The method we use for solving these equations is basically the same as what we do for a single PDE. Letting $u_{i} = u (x_{i}, t)$ and $S_{i} = S (x_{i}, t)$ , the analogous approximation to $(13)$ is

$\begin{matrix} (26) & \frac{d u_{i}}{d t} + \frac{1}{V_{i}} \sum_{σ \in E_{i}} [Q {(x_{σ}, t, t, α_{k (σ)} x_{σ} + β_{k (σ)} y_{σ} + γ_{k})}^{T} {\hat{n}}_{σ}] L_{σ} = S_{i}, \end{matrix}$

where $α_{k (σ)}$ , $β_{k (σ)}$ , and $γ_{k}$ are the vectors of coefficients from $(12)$ , e.g.
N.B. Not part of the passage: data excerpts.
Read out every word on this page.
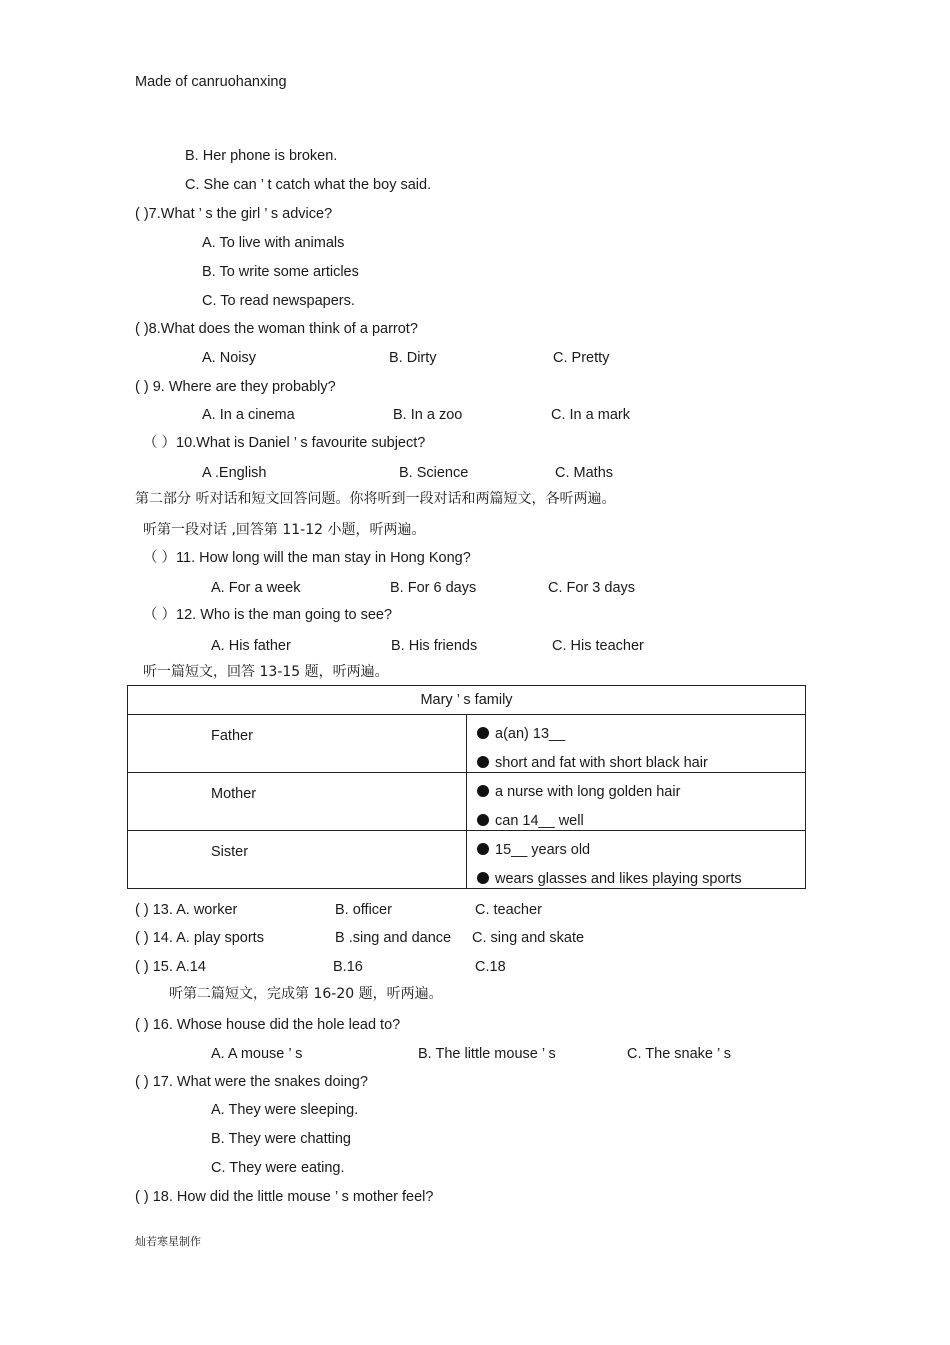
Made of canruohanxing
B. Her phone is broken.
C. She can ’ t catch what the boy said.
( )7.What ’ s the girl ’ s advice?
A. To live with animals
B. To write some articles
C. To read newspapers.
( )8.What does the woman think of a parrot?
A. Noisy	B. Dirty	C. Pretty
( ) 9. Where are they probably?
A. In a cinema	B. In a zoo	C. In a mark
（ ）10.What is Daniel ’ s favourite subject?
A .English	B. Science	C. Maths
第二部分 听对话和短文回答问题。你将听到一段对话和两篇短文，各听两遍。
听第一段对话 ,回答第 11-12 小题，听两遍。
（ ）11. How long will the man stay in Hong Kong?
A. For a week	B. For 6 days	C. For 3 days
（ ）12. Who is the man going to see?
A. His father	B. His friends	C. His teacher
听一篇短文，回答 13-15 题，听两遍。
Mary ’ s family	

Father	a(an) 13__
short and fat with short black hair

Mother	a nurse with long golden hair
can 14__ well

Sister	15__ years old
wears glasses and likes playing sports
( ) 13. A. worker	B. officer	C. teacher
( ) 14. A. play sports	B .sing and dance C. sing and skate
( ) 15. A.14	B.16	C.18
听第二篇短文，完成第 16-20 题，听两遍。
( ) 16. Whose house did the hole lead to?
A. A mouse ’ s	B. The little mouse ’ s	C. The snake ’ s
( ) 17. What were the snakes doing?
A. They were sleeping.
B. They were chatting
C. They were eating.
( ) 18. How did the little mouse ’ s mother feel?
灿若寒星制作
$α_{k (σ)} = s_{k (σ), 11} u_{k 1} + s_{k (σ), 12} u_{k 2} + s_{k (σ), 13} u_{k 3} .$

where $u_{k i} = u (x_{k i}, t)$ and $s_{k (σ), i j}$ are the elements of $S_{k (σ)}$ . The only difference between $(26)$ and $(13)$ is that we now have a vector of PDEs rather than a single PDE. The procedure for computing the contribution from each edge is the same as before, except that we now have to loop over each PDE in the system. In the code, we use a FVMSystem type to represent a system of PDEs, constructed by providing a vector of FVMProblems. The FVMSystem replaces the initial conditions with a matrix initial condition, where the ith column refers to the ith component of the system.

Steady-State Problems

We provide support for steady-state problems, in which case $(1)$ (and similarly for $(22)$ ) becomes

$\begin{matrix} (27) & \nabla \cdot q (x, t, u) = S (x, t, u) . \end{matrix}$

This is solved in exactly the same way, except rootfinding is used and there is no timestepping.

1This is a technical limitation due to how the control volumes are defined. For vertices away from the boundary, the control volume edges do not lie along any of the triangle's edges, which is where we would like to impose Neumann conditions.